Marquis meant: “They can’t get my phone records, can they? Maybe I shouldn’t have said that Lebron James stuff.”

Marquis said: “My dad liked Louisville a lot, but my mother liked Kentucky a lot.”

Marquis meant: “My dad is a good man; my mama is loco.”

Marquis said: “I almost committed to Louisville twice but that just shows what coach Cal can do. It means coach Cal is a great coach and a great man to change my mind like that.”

Marquis meant: It’s time for me to go. Lebron James is waiting for me on my private yacht, the U.S.S. Rupp.”

Thursday, April 8, 2010

Channeling Financial Advice

I was driving home from work one day surfing the a.m. radio dial when I came across such a mishmash of messages that I stopped in my tracks. A talk show host named Dave Ramsey was talking about everything from mutual funds to Jesus Christ. On the one hand, he was chastising callers for falling to their impulses. On the other, he was encouraging them to do better.

I listened to Ramsey for the next two weeks as sort of a goof. It was like an audio train wreck that I couldn’t turn away from. In retrospect, I think there was a pretty good reason I was drawn to Ramsey’s show.

Ramsey talked about living within your means, including driving used cars and eating rice and beans. He also talked about paying cash, tearing up your credit cards and building up an emergency fund. He talked about having the right kinds of insurance at the right price. It was commonsense stuff. As Ramsey would be the first to admit, it’s the kind of advice you’ve probably heard from your grandmother or read in best-selling books like The Millionaire Next Door. But Ramsey has an interesting “rags to riches” history and a compelling way of telling the story.

At the time I was listening to this, I was doing pretty well. I had a job I liked making decent money. Nevertheless, his message resonated with me. It wasn’t a goof anymore. I started worrying about things like an emergency fund.

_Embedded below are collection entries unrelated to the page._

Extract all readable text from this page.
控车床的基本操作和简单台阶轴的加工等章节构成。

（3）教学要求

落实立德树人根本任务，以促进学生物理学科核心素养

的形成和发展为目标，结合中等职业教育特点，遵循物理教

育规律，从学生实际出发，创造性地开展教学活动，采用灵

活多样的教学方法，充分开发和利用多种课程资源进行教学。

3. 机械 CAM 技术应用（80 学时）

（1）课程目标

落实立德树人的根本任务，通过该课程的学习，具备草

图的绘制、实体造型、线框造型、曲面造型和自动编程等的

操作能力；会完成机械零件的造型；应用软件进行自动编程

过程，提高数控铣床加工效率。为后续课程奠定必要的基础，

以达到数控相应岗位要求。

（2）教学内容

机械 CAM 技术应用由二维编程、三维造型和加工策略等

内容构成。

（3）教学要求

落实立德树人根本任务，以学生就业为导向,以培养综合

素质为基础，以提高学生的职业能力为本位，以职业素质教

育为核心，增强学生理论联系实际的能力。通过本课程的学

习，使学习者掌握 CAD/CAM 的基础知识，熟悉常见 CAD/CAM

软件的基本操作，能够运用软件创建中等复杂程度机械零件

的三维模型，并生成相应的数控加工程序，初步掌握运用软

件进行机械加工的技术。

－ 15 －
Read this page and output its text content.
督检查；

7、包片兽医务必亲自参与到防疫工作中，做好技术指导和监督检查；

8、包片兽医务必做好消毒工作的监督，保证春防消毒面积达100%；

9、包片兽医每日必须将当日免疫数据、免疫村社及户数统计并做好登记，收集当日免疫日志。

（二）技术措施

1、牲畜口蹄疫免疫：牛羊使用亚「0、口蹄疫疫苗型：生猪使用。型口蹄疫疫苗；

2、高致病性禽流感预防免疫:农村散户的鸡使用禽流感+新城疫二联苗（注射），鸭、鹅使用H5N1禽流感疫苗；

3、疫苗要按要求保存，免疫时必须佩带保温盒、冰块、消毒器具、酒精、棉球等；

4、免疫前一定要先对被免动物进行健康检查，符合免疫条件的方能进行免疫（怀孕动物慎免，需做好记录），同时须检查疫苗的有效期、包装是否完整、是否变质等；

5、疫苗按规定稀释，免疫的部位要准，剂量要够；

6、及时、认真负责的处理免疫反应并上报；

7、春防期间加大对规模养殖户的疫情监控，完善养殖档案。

I tried to get things in order. All the while, the program served as a daily booster shot. When people called in with the wrong priorities, I shared Ramsey’s frustrations. When people called in with success stories, I was motivated to join them as debt free.

Later, I lost my job. As it turned out, I needed Ramsey’s message even when I didn’t know it. Having that emergency fund paid off in spades. Boy was I happy that I found that quirky little program.

In the years since, I’ve lost touch with Ramsey’s show. But now, having lost a second job, I’m thankful I never lost touch with his message.

Thursday, April 1, 2010

Sending Your Boss Undercover

Want to know how to get your boss on Oprah? Send him undercover.

The CEO stars of the CBS hit show “Undercover Boss” appeared before a fawning Oprah Winfrey today. I’ve had more than a passing interest in this show since several PR people told me their companies were approached about doing it and took a pass. I bet they’re kicking themselves today.

With a couple of exceptions, the show has placed its participants in an overwhelmingly positive light. It has humanized participating companies by telling their stories through the perspective of their dedicated employees, including single parents, caretakers and students. As importantly, the employees’ interactions with their “undercover bosses” have been touching. The bosses have created programs for them, added benefits, and doled out scholarships, raises and promotions.

Having your CEO shown as devoted, caring and fair is no small thing, particularly in this environment of bailouts where corporate leaders have generally been portrayed as cutthroat, greedy and out of touch.

That’s the good news. There’s been some bad news, too.

In the Hooter’s episode, for instance, a restaurant manager degraded his waitresses. The CEO admonished him, but not nearly enough for my tastes. Additionally, the CEOs generally bumble around at their tasks like George Bush with a grocery scanner … but that’s before the big, heartfelt conclusion.

Sure, “Undercover Boss” is over produced. Of course, the skeptic in me wonders how the CEOs would’ve behaved in the same situations if the cameras weren’t around. Nevertheless, if presented with the opportunity, I’d like to think I would have advised my boss to shave his moustache and go undercover. Then I would have collected a big bonus after he appeared on Oprah.